Adolescence is one of the most rapid phases of human development. Recently, biological maturity precedes psychosocial maturity in many countries. The latter phenomenon is also characteristic of Lithuania – during the last decade, due to rapid changes in lifestyle, nutrition and other factors, Lithuanian girls started to mature much earlier, however, very early maturation later in life is much often related to metabolic syndrome, obesity, type 2 diabetes, cardiovascular diseases. The changes in adolescence have health consequences not only in adolescence but also over the life-course. The unique nature and importance of adolescence mandates explicit and specific attention to health. This is fundamentally important to understand the emergence of risk for non-communicable disease during growth at adolescence.

According to Noel Cameron, adolescence becomes the beginning of the end, because the health of every adolescent is the basis for future health during the lifecourse. Non-communicable diseases, caused by a person’s lifestyle, are the leading killer today and are on the increase. For example, by evidence of David Barker (1938-2013), birth rates are closely related to mortality from cardiovascular and coronary heart diseases. In the epidemiological literature, the fetal origins hypothesis associated with David J. Barker posits that chronic, degenerative conditions of adult health, including heart disease and type 2 diabetes, may be triggered by circumstances in uterus, also in earlier decades. Lower birthweight, rapid or catch-up growth during infancy or childhood, various health risk factors in adolescence might lead to different diseases (metabolic syndrome, obesity, diabetes and cardio-vascular diseases).
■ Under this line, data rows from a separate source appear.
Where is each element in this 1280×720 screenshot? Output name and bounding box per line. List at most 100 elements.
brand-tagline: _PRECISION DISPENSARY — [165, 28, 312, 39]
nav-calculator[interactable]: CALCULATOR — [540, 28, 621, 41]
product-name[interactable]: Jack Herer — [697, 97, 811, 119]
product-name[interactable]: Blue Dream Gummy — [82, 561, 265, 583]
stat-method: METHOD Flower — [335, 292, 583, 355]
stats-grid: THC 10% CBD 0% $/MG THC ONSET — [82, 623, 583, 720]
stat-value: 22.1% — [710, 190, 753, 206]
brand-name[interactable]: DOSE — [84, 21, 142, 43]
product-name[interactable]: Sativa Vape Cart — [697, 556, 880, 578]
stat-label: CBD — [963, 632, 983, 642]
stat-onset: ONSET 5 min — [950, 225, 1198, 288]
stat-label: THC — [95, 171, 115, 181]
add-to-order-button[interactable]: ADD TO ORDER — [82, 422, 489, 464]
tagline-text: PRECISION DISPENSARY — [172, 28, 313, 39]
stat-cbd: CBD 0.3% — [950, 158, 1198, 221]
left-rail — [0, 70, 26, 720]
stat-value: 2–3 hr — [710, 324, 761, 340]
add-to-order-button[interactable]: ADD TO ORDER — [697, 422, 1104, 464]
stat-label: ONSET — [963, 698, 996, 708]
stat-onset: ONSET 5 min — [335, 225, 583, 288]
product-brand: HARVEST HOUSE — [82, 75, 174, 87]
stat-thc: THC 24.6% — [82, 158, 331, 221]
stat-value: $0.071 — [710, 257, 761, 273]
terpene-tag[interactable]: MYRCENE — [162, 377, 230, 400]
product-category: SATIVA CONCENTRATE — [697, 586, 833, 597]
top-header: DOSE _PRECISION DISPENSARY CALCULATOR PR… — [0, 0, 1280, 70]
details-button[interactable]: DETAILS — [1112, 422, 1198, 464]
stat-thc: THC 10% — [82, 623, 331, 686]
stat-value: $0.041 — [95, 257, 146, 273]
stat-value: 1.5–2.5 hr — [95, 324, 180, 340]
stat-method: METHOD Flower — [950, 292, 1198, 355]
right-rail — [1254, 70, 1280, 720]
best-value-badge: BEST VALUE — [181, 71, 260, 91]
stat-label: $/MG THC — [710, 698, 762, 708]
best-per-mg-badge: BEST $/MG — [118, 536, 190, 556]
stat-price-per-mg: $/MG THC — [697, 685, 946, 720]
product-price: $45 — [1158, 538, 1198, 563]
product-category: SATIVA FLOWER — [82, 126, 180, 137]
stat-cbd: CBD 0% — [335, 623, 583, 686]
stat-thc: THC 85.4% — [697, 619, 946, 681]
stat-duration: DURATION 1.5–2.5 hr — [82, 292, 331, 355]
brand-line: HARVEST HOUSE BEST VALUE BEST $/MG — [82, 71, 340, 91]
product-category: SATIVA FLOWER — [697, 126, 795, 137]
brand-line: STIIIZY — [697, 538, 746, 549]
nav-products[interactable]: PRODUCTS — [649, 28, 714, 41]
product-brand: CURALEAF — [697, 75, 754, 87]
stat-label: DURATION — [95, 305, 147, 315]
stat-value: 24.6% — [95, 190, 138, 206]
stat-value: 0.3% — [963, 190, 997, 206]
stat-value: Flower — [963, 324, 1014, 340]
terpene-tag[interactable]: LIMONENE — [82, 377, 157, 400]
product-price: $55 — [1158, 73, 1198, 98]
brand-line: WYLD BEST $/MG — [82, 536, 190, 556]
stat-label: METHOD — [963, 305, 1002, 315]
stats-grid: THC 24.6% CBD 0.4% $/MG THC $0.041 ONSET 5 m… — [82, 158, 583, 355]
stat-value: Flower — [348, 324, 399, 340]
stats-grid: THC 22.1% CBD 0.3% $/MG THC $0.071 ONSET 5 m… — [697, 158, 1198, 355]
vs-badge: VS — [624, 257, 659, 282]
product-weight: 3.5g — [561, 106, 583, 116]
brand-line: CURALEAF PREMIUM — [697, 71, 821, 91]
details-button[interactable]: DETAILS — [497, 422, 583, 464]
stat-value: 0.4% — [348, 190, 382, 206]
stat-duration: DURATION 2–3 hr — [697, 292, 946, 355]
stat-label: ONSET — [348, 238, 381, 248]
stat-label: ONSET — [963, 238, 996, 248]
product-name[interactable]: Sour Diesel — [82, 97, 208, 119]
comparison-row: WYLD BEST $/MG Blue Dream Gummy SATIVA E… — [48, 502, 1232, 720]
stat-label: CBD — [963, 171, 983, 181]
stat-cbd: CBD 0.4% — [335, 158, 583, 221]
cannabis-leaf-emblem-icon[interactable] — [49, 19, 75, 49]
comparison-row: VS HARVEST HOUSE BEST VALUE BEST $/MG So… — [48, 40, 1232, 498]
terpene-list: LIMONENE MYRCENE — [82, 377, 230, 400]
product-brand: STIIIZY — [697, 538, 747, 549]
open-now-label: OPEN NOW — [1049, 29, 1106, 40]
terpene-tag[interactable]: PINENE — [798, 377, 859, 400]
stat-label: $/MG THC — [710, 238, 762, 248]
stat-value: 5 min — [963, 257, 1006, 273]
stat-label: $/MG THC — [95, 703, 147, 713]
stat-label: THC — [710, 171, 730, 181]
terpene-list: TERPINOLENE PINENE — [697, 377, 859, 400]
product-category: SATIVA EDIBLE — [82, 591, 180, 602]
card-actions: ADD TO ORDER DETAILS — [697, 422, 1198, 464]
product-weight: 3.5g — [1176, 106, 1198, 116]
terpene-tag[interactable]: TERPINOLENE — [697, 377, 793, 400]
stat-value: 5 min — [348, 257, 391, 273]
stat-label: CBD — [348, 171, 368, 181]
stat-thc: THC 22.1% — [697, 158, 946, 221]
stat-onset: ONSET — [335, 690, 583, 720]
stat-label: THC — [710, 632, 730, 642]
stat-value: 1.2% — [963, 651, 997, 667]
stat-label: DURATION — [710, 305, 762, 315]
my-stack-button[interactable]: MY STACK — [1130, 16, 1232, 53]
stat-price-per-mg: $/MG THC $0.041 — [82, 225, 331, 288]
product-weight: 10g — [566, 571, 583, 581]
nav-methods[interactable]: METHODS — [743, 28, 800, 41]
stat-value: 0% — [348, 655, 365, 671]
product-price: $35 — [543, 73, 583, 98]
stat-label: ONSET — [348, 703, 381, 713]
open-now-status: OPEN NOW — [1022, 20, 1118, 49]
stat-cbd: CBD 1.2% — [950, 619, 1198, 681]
Prof. Noel Cameron is sure, that non-communicable diseases are the major health concern of the 21st Century: “Risks for our health are acquired during intrauterine life and infancy and enhanced during childhood and adolescence. I strongly believe, that adolescence is the last chance to significantly reduce risk factors for health. So, think about it… Is adolescence the beginning of the end of our life?”

The participants of this interesting and provocative lecture asked the professor what should be done in order to reduce health risks factors gained in adolescence. What would be his recommendations for those who have already passed this critical age of adolescence (20 years)? Noel Cameron answered with a wise smile: “You have to make sure that your life is healthy!” According to him, a healthy lifestyle is one which helps to maintain and improve your health and well-being. There are many different things that everyone can do to live a healthy lifestyle, such as eating healthily, being physically active, maintaining a healthy weight, and managing stress. However, a healthy lifestyle is not just about healthy eating and exercise, it is also about taking care of the “whole you” – your physical, mental, emotional, and spiritual well-being. And, that means constantly taking care of yourself.

Later the professor from UK added, that his own lifestyle is very busy. He eats a lot of fish and travels a lot. Noel Cameron does sports, plays golf and twice a year goes skiing. He adores teaching, writing books and taking up challenges: “I am 70 years old now. And one day I thought that I needed something more in my life than doing research and writing scientific articles. A year ago I started to play the alto saxophone. I have never done it before!”.